Lawyer Challenges Banishment In Ga.
August 3, 2011 by UPI - United Press International, Inc.
ATLANTA, Aug. 3 (UPI) — A Georgia man who fired shots at a home, a convenience store and a water tower should not be banished from his home county, his lawyer says.
“It’s like banishing a child from their family,” attorney McNeill Stokes said after the state Court of Appeals ruled the practice constitutional, The Atlanta Journal-Constitution reported.
David N. Thompson, 28, is bipolar, and Stokes has challenged the banishment from DeKalb County for another 15 years in the Georgia Supreme Court.
“Georgia has got to stop banishing its citizens — particularly its mentally challenged citizens — to get rid of them,” he said.
The state’s high court has twice ruled it is legal to limit criminals to as few as one of the state’s 159 counties but not to ban them from the whole state, the Journal-Constitution said.
Thompson fired a shot from a rifle with a scope into the side of a brick house owned by his stepmother in 2004 and shot at a convenience store and water tower the same day.

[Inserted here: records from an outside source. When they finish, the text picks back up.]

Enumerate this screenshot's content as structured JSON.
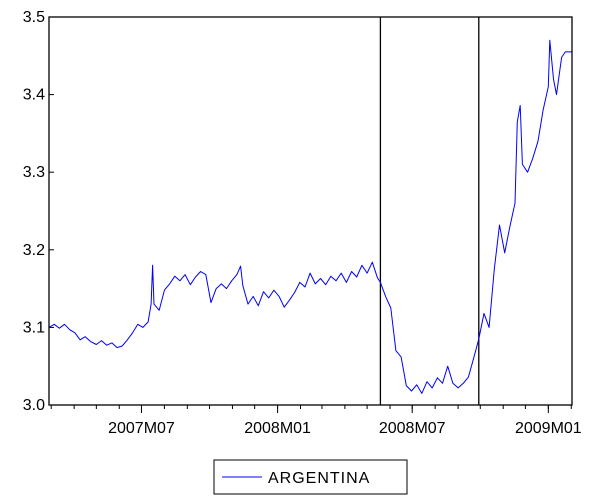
{
  "chart_data": {
    "type": "line",
    "title": "",
    "xlabel": "",
    "ylabel": "",
    "ylim": [
      3.0,
      3.5
    ],
    "xlim": [
      "2007-02-26",
      "2009-02-02"
    ],
    "grid": false,
    "legend_position": "bottom-center",
    "y_ticks": [
      "3.0",
      "3.1",
      "3.2",
      "3.3",
      "3.4",
      "3.5"
    ],
    "y_tick_values": [
      3.0,
      3.1,
      3.2,
      3.3,
      3.4,
      3.5
    ],
    "x_ticks": [
      {
        "label": "2007M07",
        "date": "2007-07-01"
      },
      {
        "label": "2008M01",
        "date": "2008-01-01"
      },
      {
        "label": "2008M07",
        "date": "2008-07-01"
      },
      {
        "label": "2009M01",
        "date": "2009-01-01"
      }
    ],
    "vertical_markers": [
      "2008-05-19",
      "2008-09-29"
    ],
    "series": [
      {
        "name": "ARGENTINA",
        "color": "#0000ff",
        "points": [
          [
            "2007-02-26",
            3.1
          ],
          [
            "2007-03-05",
            3.104
          ],
          [
            "2007-03-12",
            3.099
          ],
          [
            "2007-03-19",
            3.104
          ],
          [
            "2007-03-26",
            3.097
          ],
          [
            "2007-04-02",
            3.093
          ],
          [
            "2007-04-09",
            3.084
          ],
          [
            "2007-04-16",
            3.088
          ],
          [
            "2007-04-23",
            3.082
          ],
          [
            "2007-05-01",
            3.078
          ],
          [
            "2007-05-08",
            3.083
          ],
          [
            "2007-05-15",
            3.077
          ],
          [
            "2007-05-22",
            3.08
          ],
          [
            "2007-05-29",
            3.074
          ],
          [
            "2007-06-05",
            3.076
          ],
          [
            "2007-06-12",
            3.084
          ],
          [
            "2007-06-19",
            3.093
          ],
          [
            "2007-06-26",
            3.104
          ],
          [
            "2007-07-03",
            3.1
          ],
          [
            "2007-07-10",
            3.107
          ],
          [
            "2007-07-14",
            3.13
          ],
          [
            "2007-07-16",
            3.18
          ],
          [
            "2007-07-18",
            3.13
          ],
          [
            "2007-07-25",
            3.122
          ],
          [
            "2007-08-01",
            3.148
          ],
          [
            "2007-08-08",
            3.156
          ],
          [
            "2007-08-15",
            3.166
          ],
          [
            "2007-08-22",
            3.16
          ],
          [
            "2007-08-29",
            3.168
          ],
          [
            "2007-09-05",
            3.155
          ],
          [
            "2007-09-12",
            3.165
          ],
          [
            "2007-09-19",
            3.172
          ],
          [
            "2007-09-26",
            3.168
          ],
          [
            "2007-10-03",
            3.132
          ],
          [
            "2007-10-10",
            3.15
          ],
          [
            "2007-10-17",
            3.156
          ],
          [
            "2007-10-24",
            3.15
          ],
          [
            "2007-10-31",
            3.16
          ],
          [
            "2007-11-07",
            3.168
          ],
          [
            "2007-11-12",
            3.179
          ],
          [
            "2007-11-15",
            3.154
          ],
          [
            "2007-11-22",
            3.13
          ],
          [
            "2007-11-29",
            3.14
          ],
          [
            "2007-12-06",
            3.128
          ],
          [
            "2007-12-13",
            3.146
          ],
          [
            "2007-12-20",
            3.138
          ],
          [
            "2007-12-27",
            3.148
          ],
          [
            "2008-01-03",
            3.14
          ],
          [
            "2008-01-10",
            3.126
          ],
          [
            "2008-01-17",
            3.135
          ],
          [
            "2008-01-24",
            3.145
          ],
          [
            "2008-01-31",
            3.158
          ],
          [
            "2008-02-07",
            3.152
          ],
          [
            "2008-02-14",
            3.17
          ],
          [
            "2008-02-21",
            3.156
          ],
          [
            "2008-02-28",
            3.163
          ],
          [
            "2008-03-06",
            3.155
          ],
          [
            "2008-03-13",
            3.166
          ],
          [
            "2008-03-20",
            3.16
          ],
          [
            "2008-03-27",
            3.17
          ],
          [
            "2008-04-03",
            3.158
          ],
          [
            "2008-04-10",
            3.172
          ],
          [
            "2008-04-17",
            3.165
          ],
          [
            "2008-04-24",
            3.18
          ],
          [
            "2008-05-01",
            3.17
          ],
          [
            "2008-05-08",
            3.184
          ],
          [
            "2008-05-15",
            3.164
          ],
          [
            "2008-05-19",
            3.158
          ],
          [
            "2008-05-26",
            3.14
          ],
          [
            "2008-06-02",
            3.125
          ],
          [
            "2008-06-09",
            3.07
          ],
          [
            "2008-06-16",
            3.062
          ],
          [
            "2008-06-23",
            3.025
          ],
          [
            "2008-06-30",
            3.018
          ],
          [
            "2008-07-07",
            3.026
          ],
          [
            "2008-07-14",
            3.015
          ],
          [
            "2008-07-21",
            3.03
          ],
          [
            "2008-07-28",
            3.022
          ],
          [
            "2008-08-04",
            3.035
          ],
          [
            "2008-08-11",
            3.028
          ],
          [
            "2008-08-18",
            3.05
          ],
          [
            "2008-08-25",
            3.028
          ],
          [
            "2008-09-01",
            3.022
          ],
          [
            "2008-09-08",
            3.028
          ],
          [
            "2008-09-15",
            3.036
          ],
          [
            "2008-09-22",
            3.06
          ],
          [
            "2008-09-29",
            3.085
          ],
          [
            "2008-10-06",
            3.118
          ],
          [
            "2008-10-13",
            3.1
          ],
          [
            "2008-10-20",
            3.175
          ],
          [
            "2008-10-27",
            3.232
          ],
          [
            "2008-11-03",
            3.196
          ],
          [
            "2008-11-10",
            3.23
          ],
          [
            "2008-11-17",
            3.26
          ],
          [
            "2008-11-20",
            3.365
          ],
          [
            "2008-11-24",
            3.386
          ],
          [
            "2008-11-27",
            3.31
          ],
          [
            "2008-12-04",
            3.3
          ],
          [
            "2008-12-11",
            3.318
          ],
          [
            "2008-12-18",
            3.34
          ],
          [
            "2008-12-25",
            3.38
          ],
          [
            "2009-01-01",
            3.41
          ],
          [
            "2009-01-03",
            3.47
          ],
          [
            "2009-01-08",
            3.42
          ],
          [
            "2009-01-12",
            3.4
          ],
          [
            "2009-01-19",
            3.448
          ],
          [
            "2009-01-24",
            3.455
          ],
          [
            "2009-02-02",
            3.455
          ]
        ]
      }
    ]
  }
}
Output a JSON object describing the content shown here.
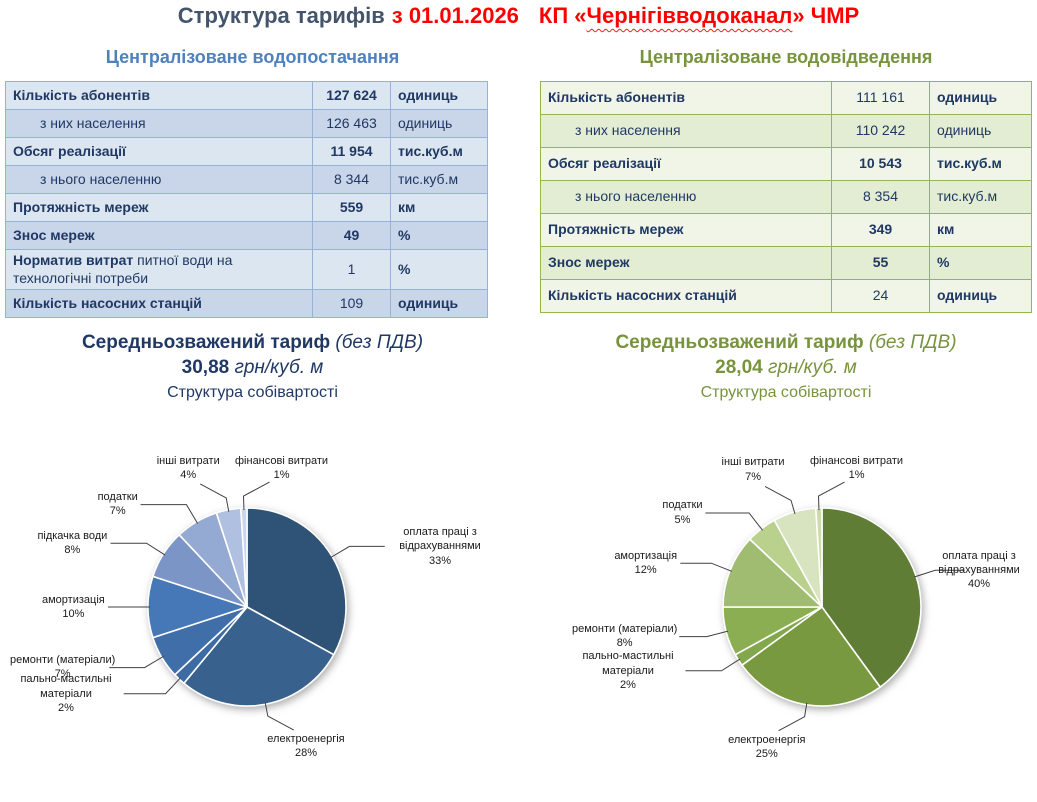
{
  "title": {
    "main": "Структура тарифів",
    "date": "з 01.01.2026",
    "company_prefix": "КП «",
    "company_name": "Чернігівводоканал",
    "company_suffix": "» ЧМР"
  },
  "sections": [
    {
      "heading": "Централізоване водопостачання",
      "colors": {
        "heading": "#4F81BD",
        "border": "#95B3D7",
        "row_light": "#DCE6F1",
        "row_dark": "#C9D5E9",
        "text": "#1F3864",
        "tariff": "#1F3864"
      },
      "table_rows": [
        {
          "label": "Кількість абонентів",
          "value": "127 624",
          "unit": "одиниць",
          "label_bold": true,
          "value_bold": true,
          "unit_bold": true,
          "indent": false
        },
        {
          "label": "з них населення",
          "value": "126 463",
          "unit": "одиниць",
          "label_bold": false,
          "value_bold": false,
          "unit_bold": false,
          "indent": true
        },
        {
          "label": "Обсяг реалізації",
          "value": "11 954",
          "unit": "тис.куб.м",
          "label_bold": true,
          "value_bold": true,
          "unit_bold": true,
          "indent": false
        },
        {
          "label": "з нього населенню",
          "value": "8 344",
          "unit": "тис.куб.м",
          "label_bold": false,
          "value_bold": false,
          "unit_bold": false,
          "indent": true
        },
        {
          "label": "Протяжність мереж",
          "value": "559",
          "unit": "км",
          "label_bold": true,
          "value_bold": true,
          "unit_bold": true,
          "indent": false
        },
        {
          "label": "Знос мереж",
          "value": "49",
          "unit": "%",
          "label_bold": true,
          "value_bold": true,
          "unit_bold": true,
          "indent": false
        },
        {
          "label": "Норматив витрат",
          "label2": " питної води на технологічні потреби",
          "value": "1",
          "unit": "%",
          "label_bold": true,
          "value_bold": false,
          "unit_bold": true,
          "indent": false
        },
        {
          "label": "Кількість насосних станцій",
          "value": "109",
          "unit": "одиниць",
          "label_bold": true,
          "value_bold": false,
          "unit_bold": true,
          "indent": false
        }
      ],
      "tariff": {
        "line1_bold": "Середньозважений тариф",
        "line1_italic": "(без ПДВ)",
        "value": "30,88",
        "unit": "грн/куб. м",
        "subtitle": "Структура собівартості"
      }
    },
    {
      "heading": "Централізоване водовідведення",
      "colors": {
        "heading": "#77933C",
        "border": "#94B64E",
        "row_light": "#F0F5E8",
        "row_dark": "#E3EDD3",
        "text": "#1F3864",
        "tariff": "#77933C"
      },
      "table_rows": [
        {
          "label": "Кількість абонентів",
          "value": "111 161",
          "unit": "одиниць",
          "label_bold": true,
          "value_bold": false,
          "unit_bold": true,
          "indent": false
        },
        {
          "label": "з них населення",
          "value": "110 242",
          "unit": "одиниць",
          "label_bold": false,
          "value_bold": false,
          "unit_bold": false,
          "indent": true
        },
        {
          "label": "Обсяг реалізації",
          "value": "10 543",
          "unit": "тис.куб.м",
          "label_bold": true,
          "value_bold": true,
          "unit_bold": true,
          "indent": false
        },
        {
          "label": "з нього населенню",
          "value": "8 354",
          "unit": "тис.куб.м",
          "label_bold": false,
          "value_bold": false,
          "unit_bold": false,
          "indent": true
        },
        {
          "label": "Протяжність мереж",
          "value": "349",
          "unit": "км",
          "label_bold": true,
          "value_bold": true,
          "unit_bold": true,
          "indent": false
        },
        {
          "label": "Знос мереж",
          "value": "55",
          "unit": "%",
          "label_bold": true,
          "value_bold": true,
          "unit_bold": true,
          "indent": false
        },
        {
          "label": "Кількість насосних станцій",
          "value": "24",
          "unit": "одиниць",
          "label_bold": true,
          "value_bold": false,
          "unit_bold": true,
          "indent": false
        }
      ],
      "tariff": {
        "line1_bold": "Середньозважений тариф",
        "line1_italic": "(без ПДВ)",
        "value": "28,04",
        "unit": "грн/куб. м",
        "subtitle": "Структура собівартості"
      }
    }
  ],
  "chart_data": [
    {
      "type": "pie",
      "title": "Структура собівартості (централізоване водопостачання)",
      "unit": "%",
      "start_angle_deg": 0,
      "direction": "clockwise",
      "labels_outside": true,
      "labels": [
        "оплата праці з відрахуваннями",
        "електроенергія",
        "пально-мастильні матеріали",
        "ремонти (матеріали)",
        "амортизація",
        "підкачка води",
        "податки",
        "інші витрати",
        "фінансові витрати"
      ],
      "values": [
        33,
        28,
        2,
        7,
        10,
        8,
        7,
        4,
        1
      ],
      "colors": [
        "#2F5377",
        "#38618D",
        "#3D6BA4",
        "#3F6EA9",
        "#4678B8",
        "#7C95C7",
        "#95AAD3",
        "#AFC0E0",
        "#CBD5EB"
      ]
    },
    {
      "type": "pie",
      "title": "Структура собівартості (централізоване водовідведення)",
      "unit": "%",
      "start_angle_deg": 0,
      "direction": "clockwise",
      "labels_outside": true,
      "labels": [
        "оплата праці з відрахуваннями",
        "електроенергія",
        "пально-мастильні матеріали",
        "ремонти (матеріали)",
        "амортизація",
        "податки",
        "інші витрати",
        "фінансові витрати"
      ],
      "values": [
        40,
        25,
        2,
        8,
        12,
        5,
        7,
        1
      ],
      "colors": [
        "#5F7D34",
        "#78993F",
        "#83A74C",
        "#8CAE52",
        "#9FBC70",
        "#B9D18D",
        "#D8E4BF",
        "#CCDCA6"
      ]
    }
  ]
}
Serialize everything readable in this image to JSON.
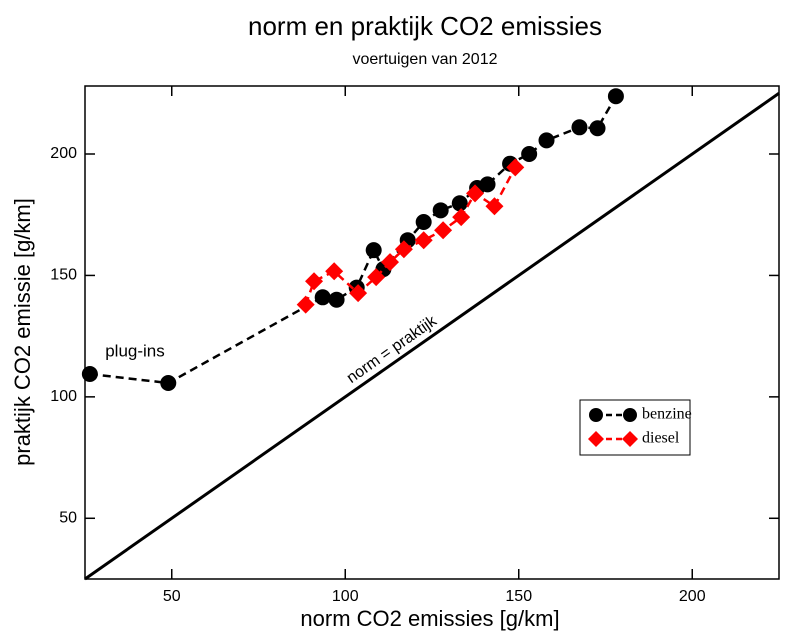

He said he was upset he had been denied his inheritance from his father, who committed suicide — a trash can bearing the University of North Carolina logo.
He is required to avoid all but 50 of the state’s less-populated counties.
He was sentenced to eight years in prison, but the term was later cut to four years, and 12 years of probation, then returned to prison for 18 months in 2009 after allegedly threatening a North Carolina woman he met online.